Le mot du 2 juillet 2016 (2)

La bévue du jour

 

Chacun constate bien que les textes publiés par les journaux quotidiens ou hebdomadaires sur leur site internet n’ont plus la qualité des articles sur papier. Tous les jours, on pourrait rédiger non pas une simple feuille, mais tout un livre-bêtisier tellement le nombre des fautes d’orthographe, des fautes de syntaxe, des erreurs de ponctuation, des impropriétés, etc., est important. La course contre la montre, pour devancer les concurrents de quelques secondes ou de quelques minutes, ce qui est bien vain dans la quasi-totalité des cas, se traduit par la perte de la qualité du français, voire par des écarts à l’égard de la rigoureuse fiabilité des informations.
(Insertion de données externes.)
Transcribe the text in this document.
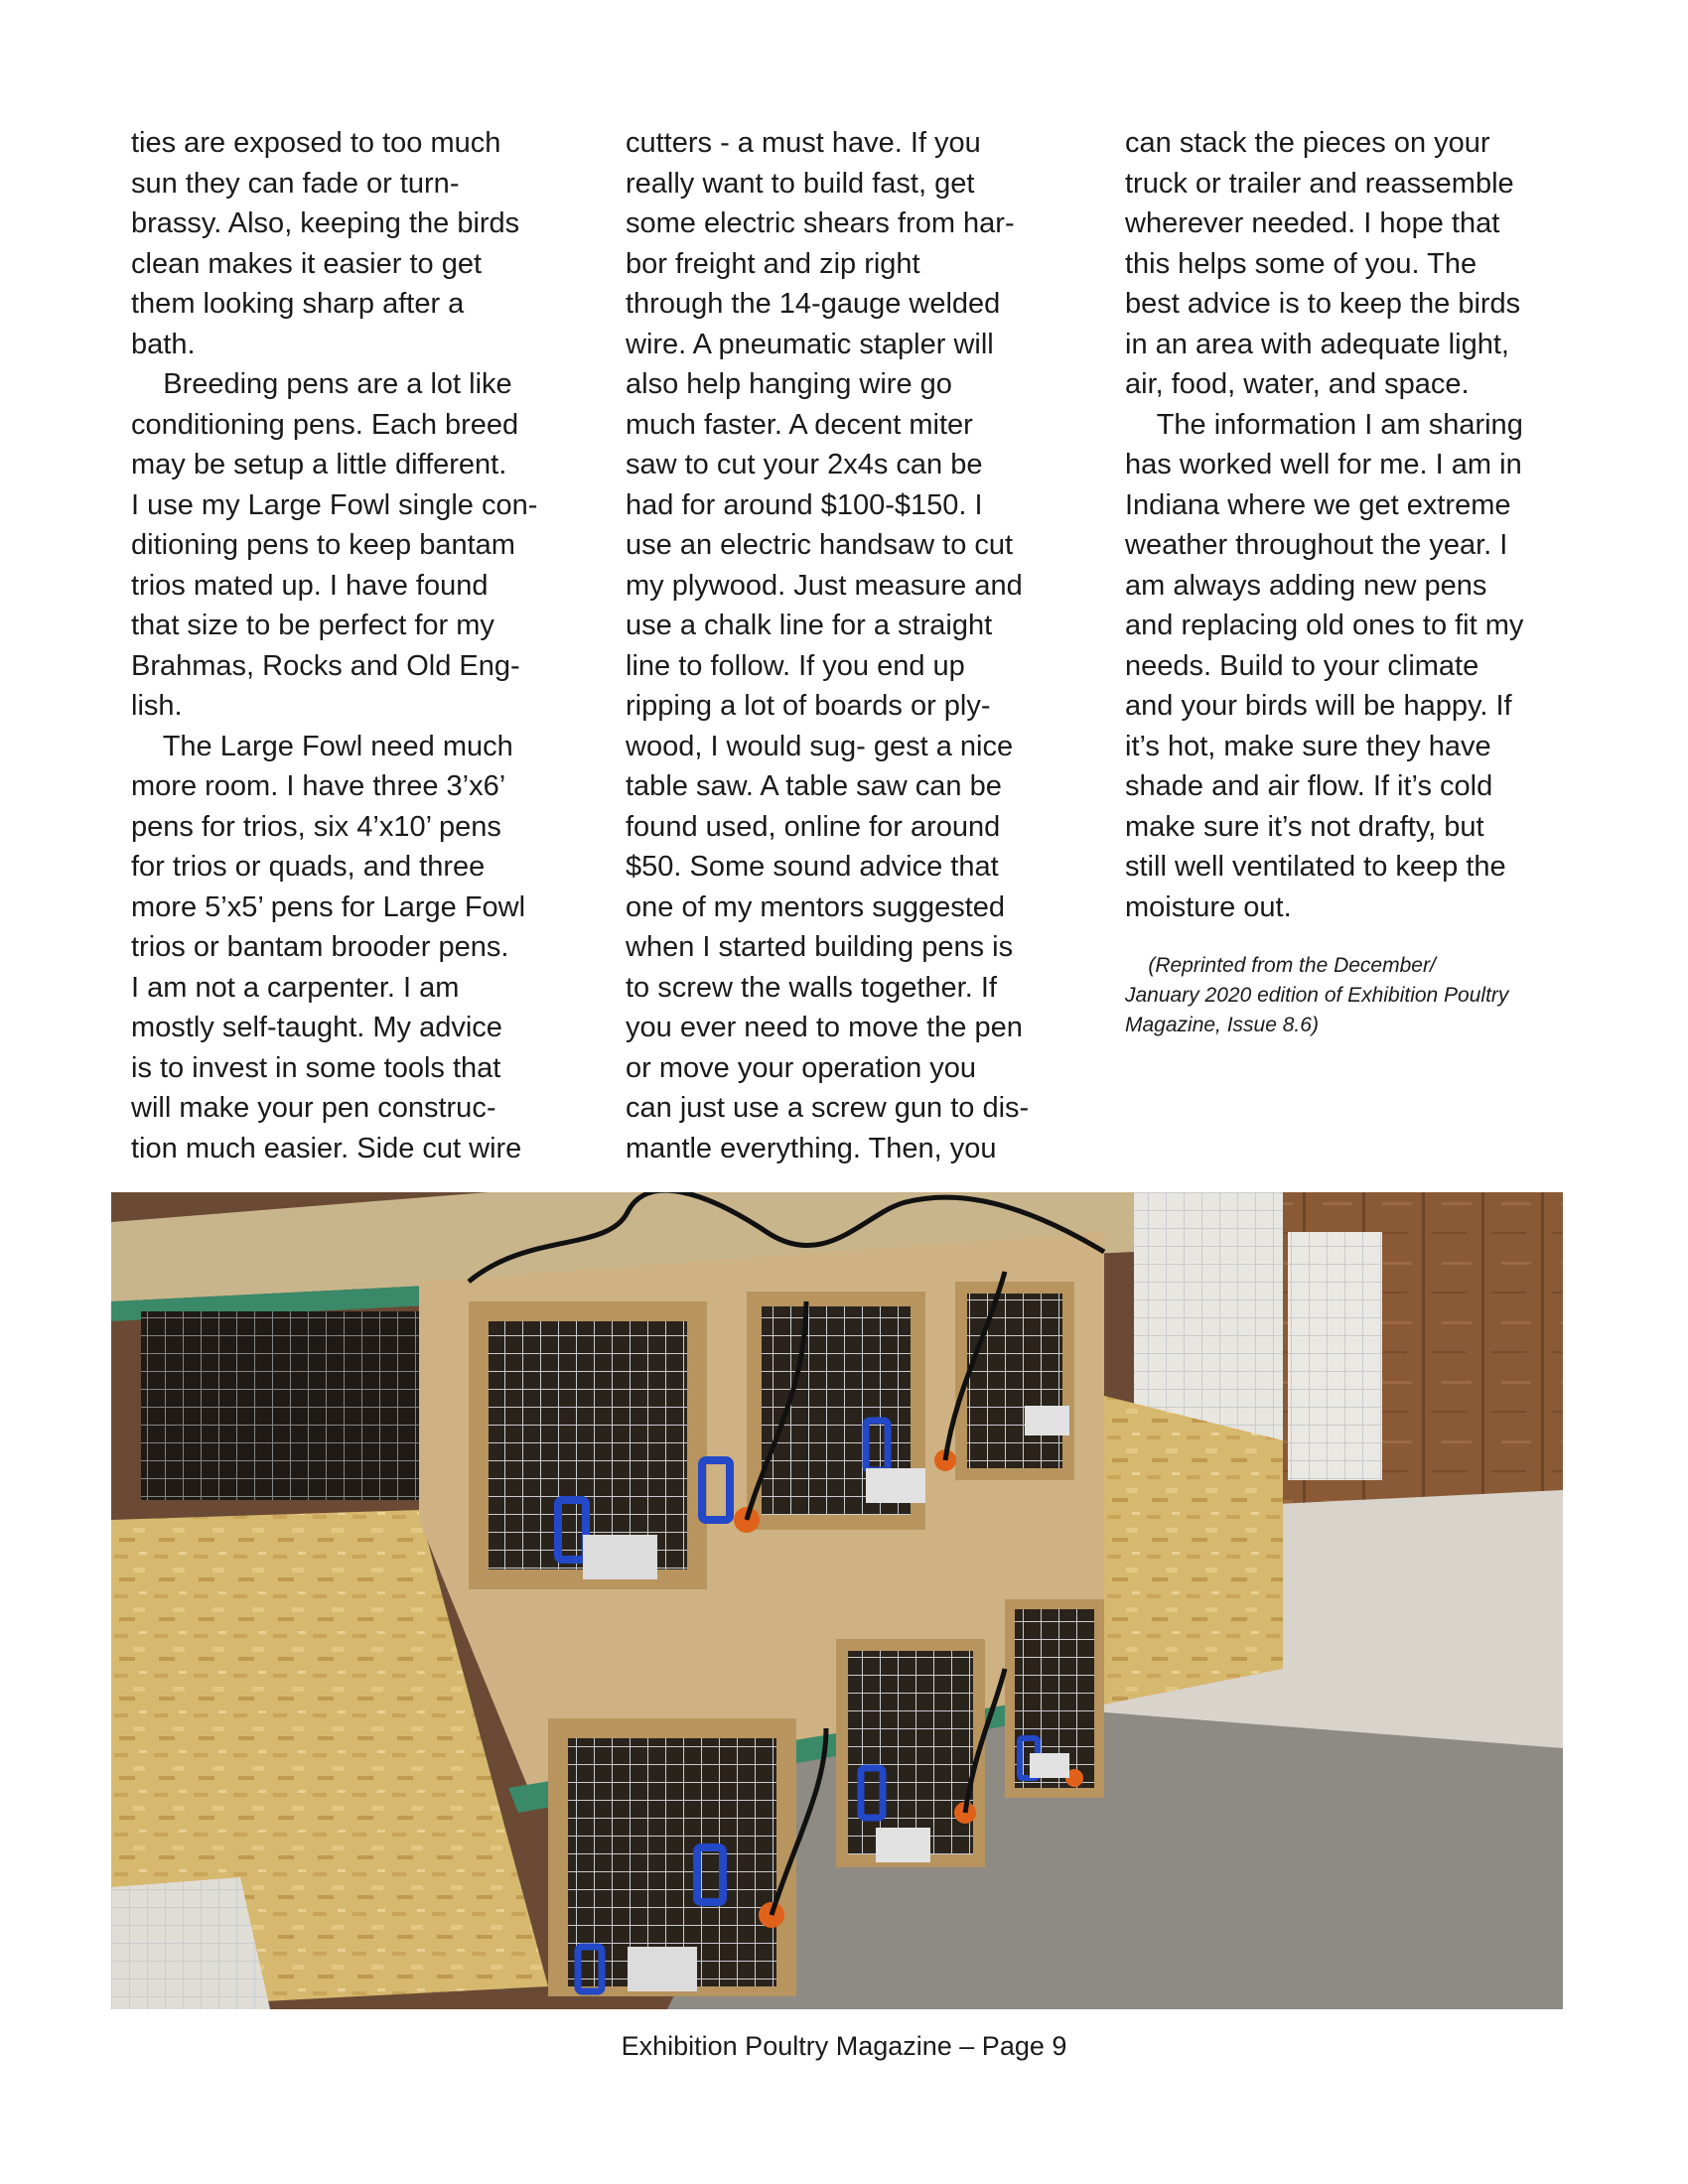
ties are exposed to too much
sun they can fade or turn-
brassy. Also, keeping the birds
clean makes it easier to get
them looking sharp after a
bath.
Breeding pens are a lot like
conditioning pens. Each breed
may be setup a little different.
I use my Large Fowl single con-
ditioning pens to keep bantam
trios mated up. I have found
that size to be perfect for my
Brahmas, Rocks and Old Eng-
lish.
The Large Fowl need much
more room. I have three 3’x6’
pens for trios, six 4’x10’ pens
for trios or quads, and three
more 5’x5’ pens for Large Fowl
trios or bantam brooder pens.
I am not a carpenter. I am
mostly self-taught. My advice
is to invest in some tools that
will make your pen construc-
tion much easier. Side cut wire
cutters - a must have. If you
really want to build fast, get
some electric shears from har-
bor freight and zip right
through the 14-gauge welded
wire. A pneumatic stapler will
also help hanging wire go
much faster. A decent miter
saw to cut your 2x4s can be
had for around $100-$150. I
use an electric handsaw to cut
my plywood. Just measure and
use a chalk line for a straight
line to follow. If you end up
ripping a lot of boards or ply-
wood, I would sug- gest a nice
table saw. A table saw can be
found used, online for around
$50. Some sound advice that
one of my mentors suggested
when I started building pens is
to screw the walls together. If
you ever need to move the pen
or move your operation you
can just use a screw gun to dis-
mantle everything. Then, you
can stack the pieces on your
truck or trailer and reassemble
wherever needed. I hope that
this helps some of you. The
best advice is to keep the birds
in an area with adequate light,
air, food, water, and space.
The information I am sharing
has worked well for me. I am in
Indiana where we get extreme
weather throughout the year. I
am always adding new pens
and replacing old ones to fit my
needs. Build to your climate
and your birds will be happy. If
it’s hot, make sure they have
shade and air flow. If it’s cold
make sure it’s not drafty, but
still well ventilated to keep the
moisture out.
(Reprinted from the December/
January 2020 edition of Exhibition Poultry
Magazine, Issue 8.6)
Exhibition Poultry Magazine – Page 9
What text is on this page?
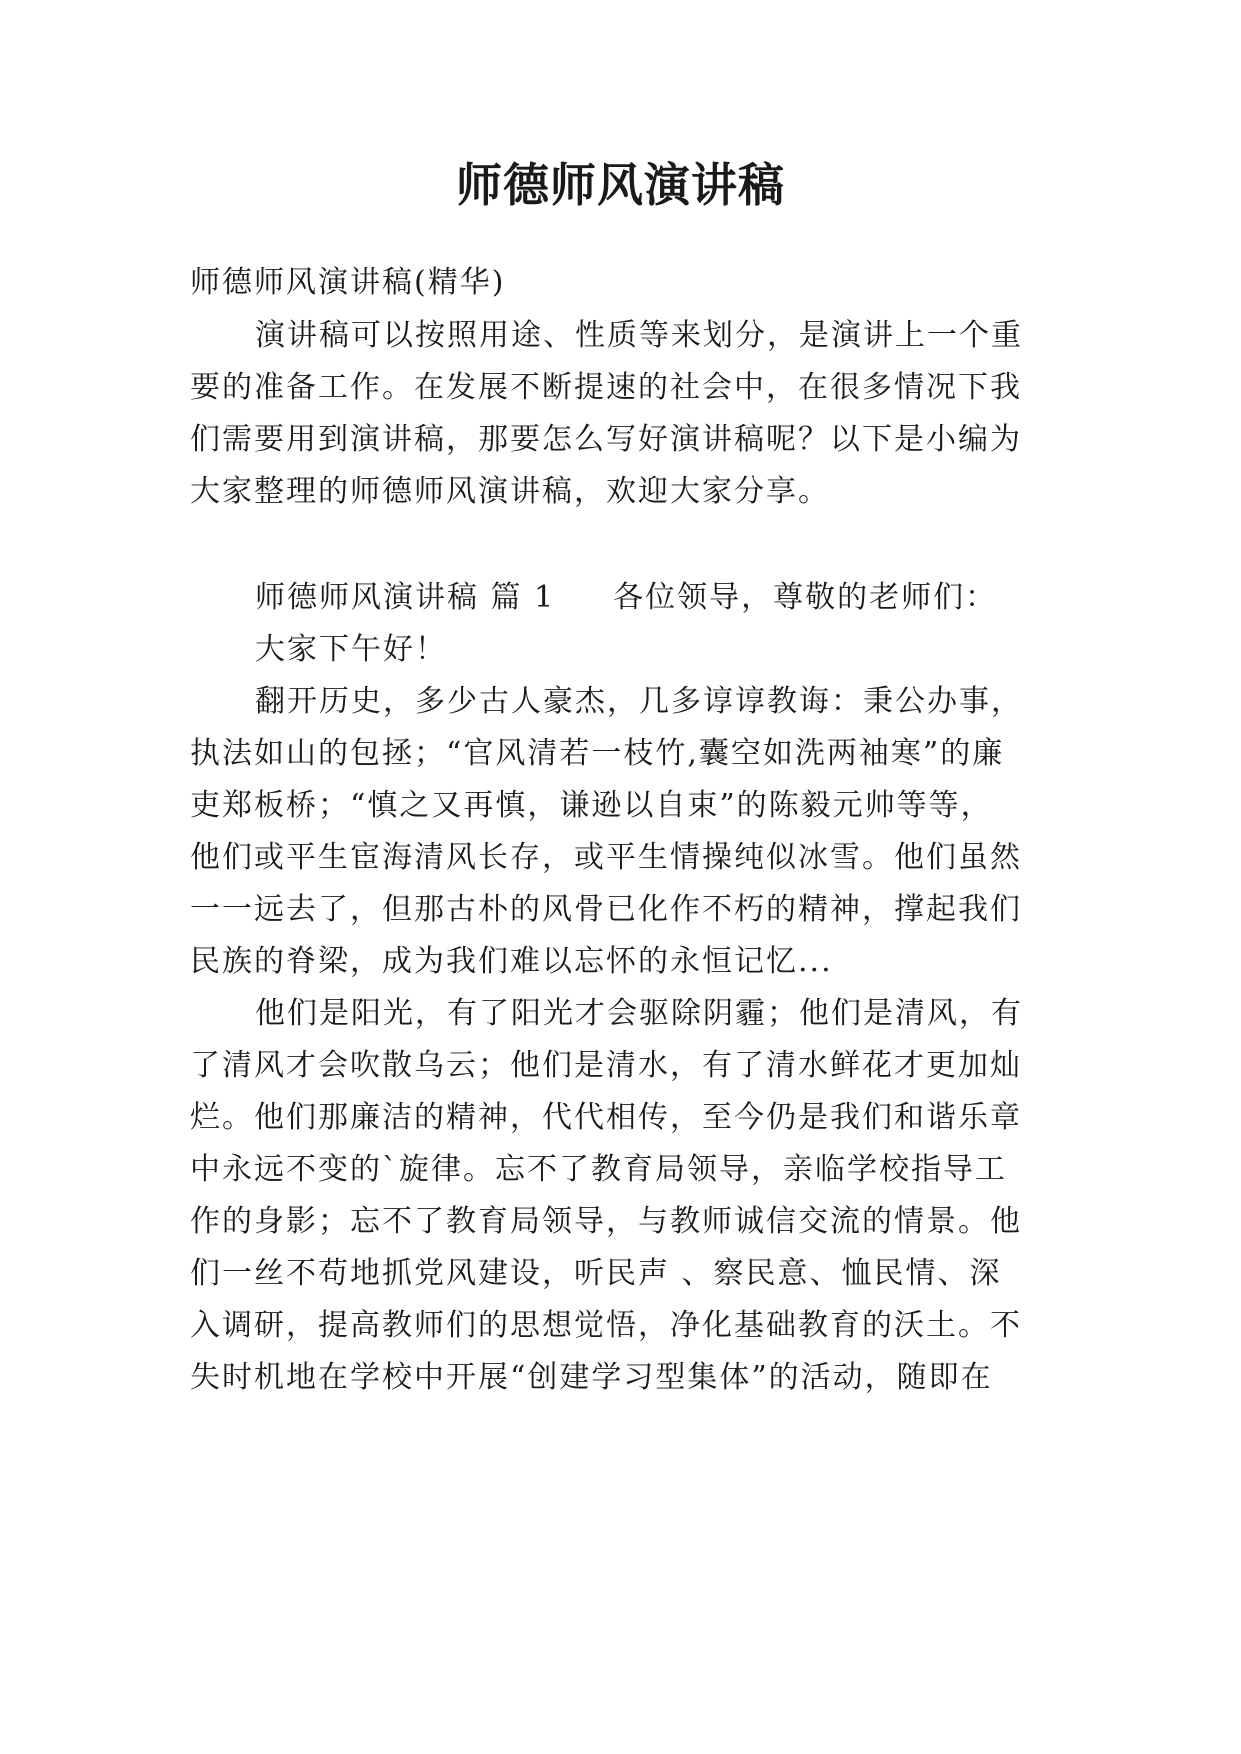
师德师风演讲稿
师德师风演讲稿(精华)
演讲稿可以按照用途、性质等来划分，是演讲上一个重
要的准备工作。在发展不断提速的社会中，在很多情况下我
们需要用到演讲稿，那要怎么写好演讲稿呢？以下是小编为
大家整理的师德师风演讲稿，欢迎大家分享。
师德师风演讲稿 篇 1 各位领导，尊敬的老师们：
大家下午好！
翻开历史，多少古人豪杰，几多谆谆教诲：秉公办事，
执法如山的包拯；“官风清若一枝竹,囊空如洗两袖寒”的廉
吏郑板桥；“慎之又再慎，谦逊以自束”的陈毅元帅等等，
他们或平生宦海清风长存，或平生情操纯似冰雪。他们虽然
一一远去了，但那古朴的风骨已化作不朽的精神，撑起我们
民族的脊梁，成为我们难以忘怀的永恒记忆...
他们是阳光，有了阳光才会驱除阴霾；他们是清风，有
了清风才会吹散乌云；他们是清水，有了清水鲜花才更加灿
烂。他们那廉洁的精神，代代相传，至今仍是我们和谐乐章
中永远不变的`旋律。忘不了教育局领导，亲临学校指导工
作的身影；忘不了教育局领导，与教师诚信交流的情景。他
们一丝不苟地抓党风建设，听民声 、察民意、恤民情、深
入调研，提高教师们的思想觉悟，净化基础教育的沃土。不
失时机地在学校中开展“创建学习型集体”的活动，随即在
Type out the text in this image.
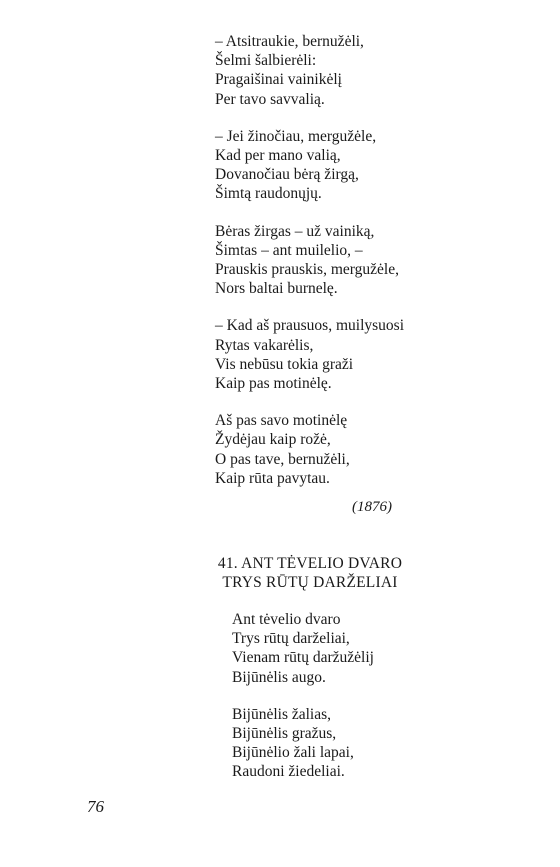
– Atsitraukie, bernužėli,
Šelmi šalbierėli:
Pragaišinai vainikėlį
Per tavo savvalią.
– Jei žinočiau, mergužėle,
Kad per mano valią,
Dovanočiau bėrą žirgą,
Šimtą raudonųjų.
Bėras žirgas – už vainiką,
Šimtas – ant muilelio, –
Prauskis prauskis, mergužėle,
Nors baltai burnelę.
– Kad aš prausuos, muilysuosi
Rytas vakarėlis,
Vis nebūsu tokia graži
Kaip pas motinėlę.
Aš pas savo motinėlę
Žydėjau kaip rožė,
O pas tave, bernužėli,
Kaip rūta pavytau.
(1876)
41. ANT TĖVELIO DVARO
TRYS RŪTŲ DARŽELIAI
Ant tėvelio dvaro
Trys rūtų darželiai,
Vienam rūtų daržužėlij
Bijūnėlis augo.
Bijūnėlis žalias,
Bijūnėlis gražus,
Bijūnėlio žali lapai,
Raudoni žiedeliai.
76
Dans un titre, un des principaux « news » français annonçait sur son site: « La Belgique mène le pays de Galles 1 à 0 ». L’information était exacte, mais ce devait se gâter pour les « Diables rouges », insuffisamment diaboliques face aux « Dragons rouges » gallois, plus percutants !  Ce qui était moins exact, c’était l’emploi erronément transitif, ici, du verbe mener

Mener étant un verbe transitif, il est licite, normal, d’écrire : mener son chien en laisse, mener des animaux à l’abattoir, mener le troupeau dans les alpages, mener le train, etc.  Mais le verbe n’a pas de complément direct au sens d’ « avoir un avantage à la marque » : mener 2 à 1, mener contre l’Italie… Il aurait donc fallu écrire : « La Belgique mène devant (ou contre) le pays de Galles 1 à 0 ».

 

*****

Publicités

Les commentaires sont fermés.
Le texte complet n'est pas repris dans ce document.